The late Bill McCormack was a longtime contributor to Evan Ginzburg’s "Wrestling- Then & Now" newsletter.
Bill lived in New Jersey until July 1998, when he moved to Florida.
He attended Seton Hall Prep School and followed his stint there by attending Montclair State University, where he pursued his Bachelor’s Degree.
After attaining that goal, he received his Master’s at Farleigh Dickinson and ultimately his Doctorate in Education at Seton Hall University.
According to McCormack, “I wanted to teach (history) and coach….”
And he ultimately coached track, baseball, football, cross-country, and wrestling.
He also worked for the Milburn Item as a reporter/columnist.
In 1973, McCormack won the New Jersey Press Association’s “Best Sports Columnist for a Weekly Newspaper.”
Despite his universal love of sports, McCormack’s passion was professional wrestling. He had been a fan for over a half-century.
According to him, “It went back before I owned a television. I used to go to my uncle’s, where they put the chairs up in rows. They turned all the lights off. It was like a movie theater. They had an old Dumont television with a green dial.

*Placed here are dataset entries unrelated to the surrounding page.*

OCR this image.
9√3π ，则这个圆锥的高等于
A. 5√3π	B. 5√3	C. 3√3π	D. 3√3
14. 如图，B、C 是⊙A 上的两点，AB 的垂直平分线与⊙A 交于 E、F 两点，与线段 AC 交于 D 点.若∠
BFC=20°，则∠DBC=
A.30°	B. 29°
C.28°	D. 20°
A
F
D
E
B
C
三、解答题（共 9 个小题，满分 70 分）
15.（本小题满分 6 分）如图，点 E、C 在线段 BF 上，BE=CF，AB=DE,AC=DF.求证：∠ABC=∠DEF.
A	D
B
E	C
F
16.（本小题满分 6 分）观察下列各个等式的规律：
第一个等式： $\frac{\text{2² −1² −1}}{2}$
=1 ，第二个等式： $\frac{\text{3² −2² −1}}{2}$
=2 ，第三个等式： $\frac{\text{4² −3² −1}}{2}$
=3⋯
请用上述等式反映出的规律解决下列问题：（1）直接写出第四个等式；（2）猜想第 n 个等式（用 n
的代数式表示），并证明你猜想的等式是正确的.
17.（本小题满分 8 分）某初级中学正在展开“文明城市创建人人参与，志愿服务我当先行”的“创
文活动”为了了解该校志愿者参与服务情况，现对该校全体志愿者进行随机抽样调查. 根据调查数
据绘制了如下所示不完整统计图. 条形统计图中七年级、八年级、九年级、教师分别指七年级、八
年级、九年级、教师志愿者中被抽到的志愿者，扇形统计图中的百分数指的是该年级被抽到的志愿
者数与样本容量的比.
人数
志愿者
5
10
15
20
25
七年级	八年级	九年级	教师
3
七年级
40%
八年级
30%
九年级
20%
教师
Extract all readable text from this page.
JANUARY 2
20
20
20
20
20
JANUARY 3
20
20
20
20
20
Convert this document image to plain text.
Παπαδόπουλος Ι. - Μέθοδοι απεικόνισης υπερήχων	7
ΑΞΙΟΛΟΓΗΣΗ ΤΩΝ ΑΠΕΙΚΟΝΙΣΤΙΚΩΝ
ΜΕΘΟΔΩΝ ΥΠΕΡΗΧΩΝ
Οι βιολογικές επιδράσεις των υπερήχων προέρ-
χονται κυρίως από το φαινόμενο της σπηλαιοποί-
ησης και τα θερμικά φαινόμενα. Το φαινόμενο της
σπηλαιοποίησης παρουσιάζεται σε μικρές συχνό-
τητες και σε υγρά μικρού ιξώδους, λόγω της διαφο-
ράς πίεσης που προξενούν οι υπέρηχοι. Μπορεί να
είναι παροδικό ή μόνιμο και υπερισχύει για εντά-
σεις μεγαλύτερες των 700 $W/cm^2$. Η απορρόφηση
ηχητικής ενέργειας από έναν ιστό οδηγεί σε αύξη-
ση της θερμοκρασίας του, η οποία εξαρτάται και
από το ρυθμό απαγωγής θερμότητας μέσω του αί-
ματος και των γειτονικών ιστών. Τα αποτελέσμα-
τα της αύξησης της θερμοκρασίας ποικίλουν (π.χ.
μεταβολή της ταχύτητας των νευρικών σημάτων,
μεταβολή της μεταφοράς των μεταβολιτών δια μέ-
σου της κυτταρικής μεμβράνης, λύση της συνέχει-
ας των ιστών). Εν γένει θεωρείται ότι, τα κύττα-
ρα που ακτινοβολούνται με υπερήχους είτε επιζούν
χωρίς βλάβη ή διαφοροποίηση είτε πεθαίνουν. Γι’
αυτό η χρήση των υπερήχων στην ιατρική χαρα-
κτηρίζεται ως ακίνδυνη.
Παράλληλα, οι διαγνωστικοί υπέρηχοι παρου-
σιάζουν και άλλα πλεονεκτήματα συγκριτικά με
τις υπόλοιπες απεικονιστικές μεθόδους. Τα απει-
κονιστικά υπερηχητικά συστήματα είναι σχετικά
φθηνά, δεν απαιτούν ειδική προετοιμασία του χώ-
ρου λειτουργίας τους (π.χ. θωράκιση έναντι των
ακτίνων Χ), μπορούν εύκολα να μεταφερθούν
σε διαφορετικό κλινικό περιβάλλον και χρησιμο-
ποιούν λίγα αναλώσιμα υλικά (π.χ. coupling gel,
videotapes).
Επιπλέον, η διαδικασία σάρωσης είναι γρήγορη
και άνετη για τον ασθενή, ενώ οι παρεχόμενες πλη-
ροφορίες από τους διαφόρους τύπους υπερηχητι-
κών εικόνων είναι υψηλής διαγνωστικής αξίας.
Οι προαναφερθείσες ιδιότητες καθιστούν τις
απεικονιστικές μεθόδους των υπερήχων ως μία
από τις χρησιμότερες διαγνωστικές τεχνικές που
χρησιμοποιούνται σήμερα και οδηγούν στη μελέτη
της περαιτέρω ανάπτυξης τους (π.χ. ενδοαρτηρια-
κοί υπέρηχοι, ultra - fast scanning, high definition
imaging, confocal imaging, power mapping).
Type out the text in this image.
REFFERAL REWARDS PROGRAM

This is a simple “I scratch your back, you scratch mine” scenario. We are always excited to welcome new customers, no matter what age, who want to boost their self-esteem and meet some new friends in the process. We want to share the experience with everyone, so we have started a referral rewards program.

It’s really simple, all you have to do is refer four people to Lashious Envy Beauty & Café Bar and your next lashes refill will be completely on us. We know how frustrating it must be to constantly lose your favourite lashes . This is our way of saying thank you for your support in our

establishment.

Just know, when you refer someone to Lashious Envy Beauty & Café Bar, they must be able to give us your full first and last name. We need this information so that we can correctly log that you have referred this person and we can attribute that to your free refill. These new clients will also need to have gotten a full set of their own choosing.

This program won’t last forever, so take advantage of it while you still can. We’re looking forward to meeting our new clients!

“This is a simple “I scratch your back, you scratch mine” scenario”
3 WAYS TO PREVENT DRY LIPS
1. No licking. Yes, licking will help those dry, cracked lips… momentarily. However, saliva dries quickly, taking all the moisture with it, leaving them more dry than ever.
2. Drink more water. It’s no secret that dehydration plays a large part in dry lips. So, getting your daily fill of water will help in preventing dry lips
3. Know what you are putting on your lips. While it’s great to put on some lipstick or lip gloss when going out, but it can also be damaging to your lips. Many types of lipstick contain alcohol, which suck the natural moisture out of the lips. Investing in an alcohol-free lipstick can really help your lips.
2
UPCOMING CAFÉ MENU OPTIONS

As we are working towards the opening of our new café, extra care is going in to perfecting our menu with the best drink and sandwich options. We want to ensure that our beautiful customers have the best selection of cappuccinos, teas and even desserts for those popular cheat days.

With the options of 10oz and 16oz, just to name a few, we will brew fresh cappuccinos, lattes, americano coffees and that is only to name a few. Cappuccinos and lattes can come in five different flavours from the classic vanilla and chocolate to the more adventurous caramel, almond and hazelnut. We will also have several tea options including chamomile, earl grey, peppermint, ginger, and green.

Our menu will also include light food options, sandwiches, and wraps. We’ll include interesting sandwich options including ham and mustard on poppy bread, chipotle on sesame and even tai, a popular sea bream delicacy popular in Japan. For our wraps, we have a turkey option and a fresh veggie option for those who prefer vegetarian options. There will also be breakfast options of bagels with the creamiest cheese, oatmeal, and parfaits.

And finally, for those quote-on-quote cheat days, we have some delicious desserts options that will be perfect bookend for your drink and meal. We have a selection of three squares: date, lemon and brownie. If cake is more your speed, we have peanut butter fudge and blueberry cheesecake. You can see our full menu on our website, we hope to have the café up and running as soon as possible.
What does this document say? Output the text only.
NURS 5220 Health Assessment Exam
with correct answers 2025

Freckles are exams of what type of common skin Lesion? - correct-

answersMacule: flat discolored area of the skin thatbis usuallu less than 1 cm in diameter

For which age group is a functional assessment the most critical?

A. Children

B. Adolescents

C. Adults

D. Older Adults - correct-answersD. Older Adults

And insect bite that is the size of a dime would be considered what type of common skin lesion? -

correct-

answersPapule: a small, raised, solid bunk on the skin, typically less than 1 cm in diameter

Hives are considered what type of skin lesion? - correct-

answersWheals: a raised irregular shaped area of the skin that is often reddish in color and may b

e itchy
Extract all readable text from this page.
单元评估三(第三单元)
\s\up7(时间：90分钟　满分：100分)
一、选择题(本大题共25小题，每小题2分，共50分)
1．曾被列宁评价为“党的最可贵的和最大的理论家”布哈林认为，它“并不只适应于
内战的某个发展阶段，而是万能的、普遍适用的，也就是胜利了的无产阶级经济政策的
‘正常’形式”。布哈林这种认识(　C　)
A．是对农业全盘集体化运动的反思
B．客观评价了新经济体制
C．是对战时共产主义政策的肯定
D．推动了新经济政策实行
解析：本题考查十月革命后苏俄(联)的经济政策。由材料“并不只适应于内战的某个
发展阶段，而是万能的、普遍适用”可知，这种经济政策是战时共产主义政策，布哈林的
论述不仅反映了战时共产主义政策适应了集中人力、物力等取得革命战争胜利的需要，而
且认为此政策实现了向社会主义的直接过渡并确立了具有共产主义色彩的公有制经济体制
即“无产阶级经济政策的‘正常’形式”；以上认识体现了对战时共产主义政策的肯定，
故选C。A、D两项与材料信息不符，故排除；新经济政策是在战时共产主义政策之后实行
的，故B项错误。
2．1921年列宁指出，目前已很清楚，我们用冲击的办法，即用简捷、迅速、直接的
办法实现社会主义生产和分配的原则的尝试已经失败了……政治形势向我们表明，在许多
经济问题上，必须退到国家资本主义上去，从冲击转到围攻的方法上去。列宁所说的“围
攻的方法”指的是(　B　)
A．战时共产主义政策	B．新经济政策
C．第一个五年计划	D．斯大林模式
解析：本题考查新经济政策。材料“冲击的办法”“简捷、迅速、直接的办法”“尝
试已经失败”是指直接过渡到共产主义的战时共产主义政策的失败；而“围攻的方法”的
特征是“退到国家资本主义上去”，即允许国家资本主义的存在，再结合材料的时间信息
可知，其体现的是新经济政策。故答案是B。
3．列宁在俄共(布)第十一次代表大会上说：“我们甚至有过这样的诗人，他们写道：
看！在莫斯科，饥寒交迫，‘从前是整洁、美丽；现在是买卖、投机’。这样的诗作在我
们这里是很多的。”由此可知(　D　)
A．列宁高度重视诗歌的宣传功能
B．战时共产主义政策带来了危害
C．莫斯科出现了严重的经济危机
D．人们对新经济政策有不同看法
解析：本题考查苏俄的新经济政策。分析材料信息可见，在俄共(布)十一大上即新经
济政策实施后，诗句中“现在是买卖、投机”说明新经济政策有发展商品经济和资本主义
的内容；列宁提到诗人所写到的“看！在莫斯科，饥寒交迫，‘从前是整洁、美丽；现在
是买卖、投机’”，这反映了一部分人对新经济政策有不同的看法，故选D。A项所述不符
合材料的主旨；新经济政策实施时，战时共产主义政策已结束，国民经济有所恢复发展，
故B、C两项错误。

The matches were coming out of Marigold in Chicago. Jack Burkhouse was announcing, and Gypsy Joe, Karl Schmidt, and gosh knows who else was on those cards.
I was a little boy and couldn’t wait for Sunday nights to go down and watch the wrestling. If I was good all week, I was allowed to watch.”
And watch he did, and he wrote about his pro wrestling memories in dozens of beautifully written articles, like the one written above.
Evan Ginzburg and prolific author Jeff Archer (of "Theatre in a Squared Circle") agreed in describing McCormack as “wrestling’s finest writer.”
And while Bill may be sadly gone, his memories and gorgeous prose now have a chance to reach a vast new audience through Pro Wrestling Stories.